A bit of an off topic question, but with all this talk of CT's, do personnel in the CF get priority in regards to job openings when they apply for a CT, or does it all go back to the merit system?


----------



## hulcoop (10 May 2011)

Stacked said:
			
		

> I think you missed what he said...
> 
> Do not join the CF with an occupation you plan to transfer out of...



I believe that I will enjoy air defence and if I get the oppertunity later in my career i might consider a transfer


----------



## jwtg (10 May 2011)

hulcoop said:
			
		

> I believe that I will enjoy  air defence and if I get the oppertunity later in my career i might consider a transfer


Enjoying your trade choice is very important. Changing your occupation is possible, but you may or may not have that option at some point in your career.

Prepare for the worst, and make sure you're in a trade you'll enjoy.


----------



## lennoj (10 May 2011)

FactorXYZ said:
			
		

> A bit of an off topic question, but with all this talk of CT's, do personnel in the CF get priority in regards to job openings when they apply for a CT, or does it all go back to the merit system?



I'm not a recruiter nor have I dealt with recruiting,  if I am wrong in answering your off topic question someone here with the experience will be quick to correct me.

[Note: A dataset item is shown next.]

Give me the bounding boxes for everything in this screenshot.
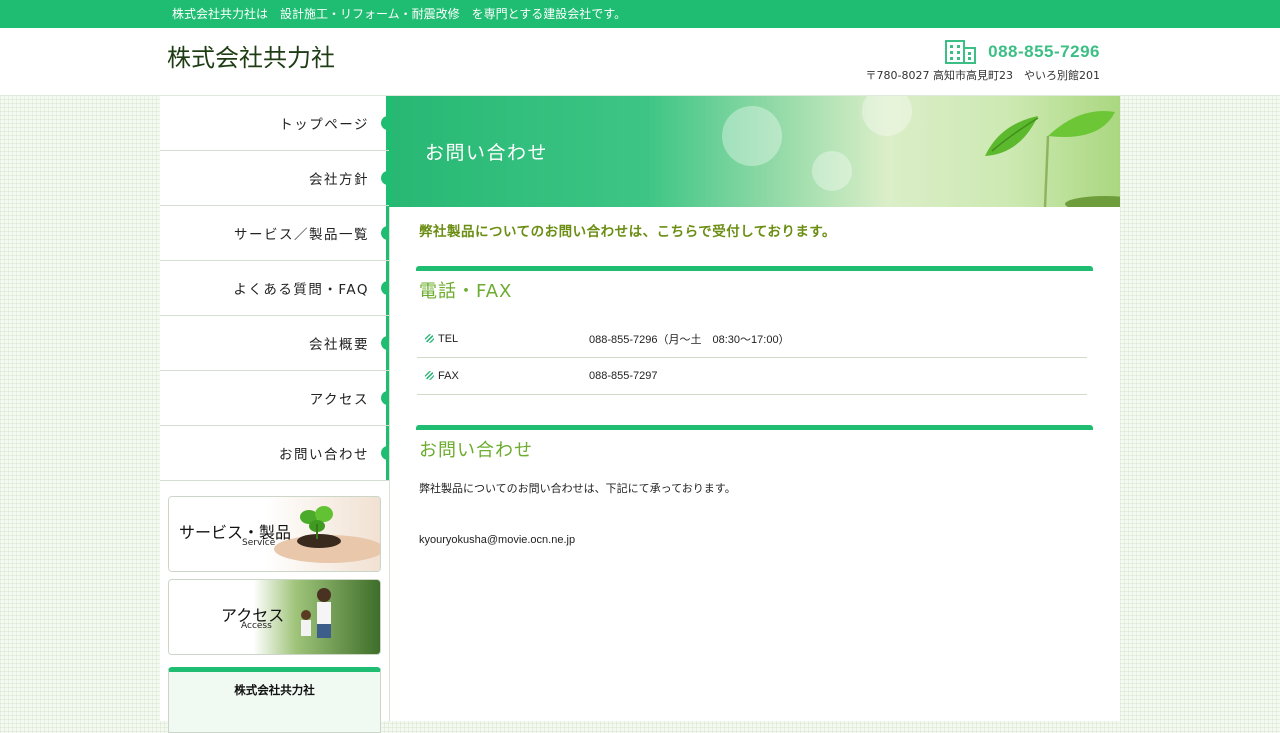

Each trade has X forecasted openings for the FY. From these openings a certain number of spots are allotted to those coming off of the street and  the remainder are divided up between CT's, OT's and other types of "in-house" transfers or positions can be lent from one career manager to another.

When I did my CT, I went through an interview process to determine suitability for the trade I was applying for. From what I took away from the process is that I was being scored against other CT applicants who also wanted into the trade. 

Above is my nut shell way of explaining the CT side.

EDIT: Grammar


----------